Platforms like Etherisc already let anyone create an insurance product. Blockchain-based insurance is available for flight delays, hurricanes, crop protection, and more. But insurance is another highly regulated industry, meaning that current rules would likely need to evolve before legacy insurance providers can rely on NFTs.

7. Borrow money

Non-fungible tokens can represent debt. A loan agreement—even a home mortgage—can be tokenized as an NFT and published to a blockchain. Assets already tokenized by NFTs, such as digital art, can also collateralize debt.

Brightvine is a platform that is tokenizing mortgages for investors to buy, sell, and trade. Several other platforms, including NFTfi, Pine.loans, and Zharta, enable users to borrow money by leveraging NFTs they already own as collateral.

8. Earn reward tokens

Companies can use NFTs to offer unique rewards to their customers. An NFT can grant special access or privileges, transfer ownership of a rare digital collectible, or create a personalized digital experience. Rewards that are tokenized into NFTs may also be traded or sold.

Major corporations like Taco Bell are experimenting with NFTs to boost customer loyalty. In 2019, Nike secured a patent for “Cryptokicks” to pair non-fungible tokens with physical shoe releases. And tech companies like Venly can mint NFTs for small businesses wishing to create customized rewards programs.

The bottom line

Non-fungible tokens are technology on the forefront of innovation.

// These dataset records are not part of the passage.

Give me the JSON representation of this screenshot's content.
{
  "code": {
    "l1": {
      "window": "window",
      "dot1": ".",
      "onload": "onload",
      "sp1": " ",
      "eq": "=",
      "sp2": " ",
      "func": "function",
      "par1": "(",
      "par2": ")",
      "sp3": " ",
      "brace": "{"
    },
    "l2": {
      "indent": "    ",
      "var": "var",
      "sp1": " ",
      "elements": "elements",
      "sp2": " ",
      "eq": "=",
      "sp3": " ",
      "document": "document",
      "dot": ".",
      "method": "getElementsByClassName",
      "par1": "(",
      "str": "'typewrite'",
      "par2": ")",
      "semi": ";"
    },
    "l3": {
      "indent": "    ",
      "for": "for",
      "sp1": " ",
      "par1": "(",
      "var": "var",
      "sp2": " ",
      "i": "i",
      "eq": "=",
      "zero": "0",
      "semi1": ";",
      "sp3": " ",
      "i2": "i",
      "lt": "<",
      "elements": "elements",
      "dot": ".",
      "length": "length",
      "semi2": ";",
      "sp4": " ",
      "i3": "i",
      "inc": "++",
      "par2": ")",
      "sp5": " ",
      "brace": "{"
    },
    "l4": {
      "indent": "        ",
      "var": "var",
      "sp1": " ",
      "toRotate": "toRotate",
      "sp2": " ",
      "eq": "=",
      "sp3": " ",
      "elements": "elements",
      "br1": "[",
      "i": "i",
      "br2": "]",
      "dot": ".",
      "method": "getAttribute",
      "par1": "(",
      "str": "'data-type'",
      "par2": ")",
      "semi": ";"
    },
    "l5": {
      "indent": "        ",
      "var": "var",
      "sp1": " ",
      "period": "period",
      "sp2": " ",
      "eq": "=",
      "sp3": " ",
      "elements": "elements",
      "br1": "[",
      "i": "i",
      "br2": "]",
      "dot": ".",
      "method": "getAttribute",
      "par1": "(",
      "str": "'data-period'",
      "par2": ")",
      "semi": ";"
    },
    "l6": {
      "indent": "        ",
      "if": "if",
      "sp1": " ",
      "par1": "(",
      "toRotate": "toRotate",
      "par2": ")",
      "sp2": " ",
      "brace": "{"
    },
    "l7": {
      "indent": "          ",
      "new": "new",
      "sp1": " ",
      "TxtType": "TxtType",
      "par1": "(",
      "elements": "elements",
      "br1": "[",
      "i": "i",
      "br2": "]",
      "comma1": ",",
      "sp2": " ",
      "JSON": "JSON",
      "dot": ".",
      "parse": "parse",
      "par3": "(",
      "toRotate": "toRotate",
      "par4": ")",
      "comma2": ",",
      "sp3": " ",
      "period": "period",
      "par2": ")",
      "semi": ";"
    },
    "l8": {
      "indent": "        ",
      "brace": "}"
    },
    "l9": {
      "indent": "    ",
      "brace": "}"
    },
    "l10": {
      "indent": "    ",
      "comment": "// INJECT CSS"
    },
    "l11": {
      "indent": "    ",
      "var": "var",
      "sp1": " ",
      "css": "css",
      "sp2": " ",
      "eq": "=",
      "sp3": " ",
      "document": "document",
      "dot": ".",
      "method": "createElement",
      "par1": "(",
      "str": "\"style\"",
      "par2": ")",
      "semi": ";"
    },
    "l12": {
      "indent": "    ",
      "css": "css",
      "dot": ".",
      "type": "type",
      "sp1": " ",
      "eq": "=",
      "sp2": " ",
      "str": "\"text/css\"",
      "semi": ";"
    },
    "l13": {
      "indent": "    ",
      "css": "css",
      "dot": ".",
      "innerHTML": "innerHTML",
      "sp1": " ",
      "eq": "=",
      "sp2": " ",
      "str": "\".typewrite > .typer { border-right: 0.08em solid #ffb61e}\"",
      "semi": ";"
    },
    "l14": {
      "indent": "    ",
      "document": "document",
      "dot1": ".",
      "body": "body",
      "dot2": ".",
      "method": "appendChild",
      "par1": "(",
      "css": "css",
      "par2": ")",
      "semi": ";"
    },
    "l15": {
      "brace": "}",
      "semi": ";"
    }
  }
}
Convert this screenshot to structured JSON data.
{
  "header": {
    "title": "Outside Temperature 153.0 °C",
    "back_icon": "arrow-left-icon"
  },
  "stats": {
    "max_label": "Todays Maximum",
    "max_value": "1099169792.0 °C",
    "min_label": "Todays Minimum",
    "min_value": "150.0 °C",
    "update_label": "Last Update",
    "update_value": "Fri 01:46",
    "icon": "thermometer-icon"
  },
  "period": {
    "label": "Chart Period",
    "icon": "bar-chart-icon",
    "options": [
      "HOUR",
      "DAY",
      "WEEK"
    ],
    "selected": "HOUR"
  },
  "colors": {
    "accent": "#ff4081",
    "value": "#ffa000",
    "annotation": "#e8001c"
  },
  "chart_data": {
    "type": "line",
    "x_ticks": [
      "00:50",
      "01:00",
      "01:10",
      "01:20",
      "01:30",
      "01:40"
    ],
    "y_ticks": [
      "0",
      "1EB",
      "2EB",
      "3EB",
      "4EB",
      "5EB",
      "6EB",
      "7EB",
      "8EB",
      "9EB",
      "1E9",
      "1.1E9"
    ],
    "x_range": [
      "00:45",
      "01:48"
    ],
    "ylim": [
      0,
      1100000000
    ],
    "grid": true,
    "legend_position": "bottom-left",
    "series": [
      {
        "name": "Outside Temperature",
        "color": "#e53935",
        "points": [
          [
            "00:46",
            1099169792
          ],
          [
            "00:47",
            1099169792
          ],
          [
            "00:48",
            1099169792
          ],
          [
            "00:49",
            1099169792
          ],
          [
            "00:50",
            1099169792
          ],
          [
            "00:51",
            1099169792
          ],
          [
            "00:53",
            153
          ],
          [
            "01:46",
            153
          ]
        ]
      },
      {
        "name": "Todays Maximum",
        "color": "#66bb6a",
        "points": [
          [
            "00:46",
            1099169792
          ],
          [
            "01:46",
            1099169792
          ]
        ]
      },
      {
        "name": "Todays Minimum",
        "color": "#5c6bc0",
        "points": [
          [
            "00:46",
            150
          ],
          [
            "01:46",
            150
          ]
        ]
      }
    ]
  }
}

The ability of NFTs to place value on even intangible assets means that they may radically change how ownership is assigned and value is distributed.

But if you don’t want to own a digital collectible, then don’t buy one—regardless of whether the collectible is tokenized. And remember that using non-fungible tokens is risky. NFT users can have unexpected outcomes precisely because the technology is still emerging and under development—it’s both innovative and new. Do your own research to stay informed about the risks and benefits of non-fungible tokens.

Specific companies are mentioned in this article for educational purposes only and not as an endorsement.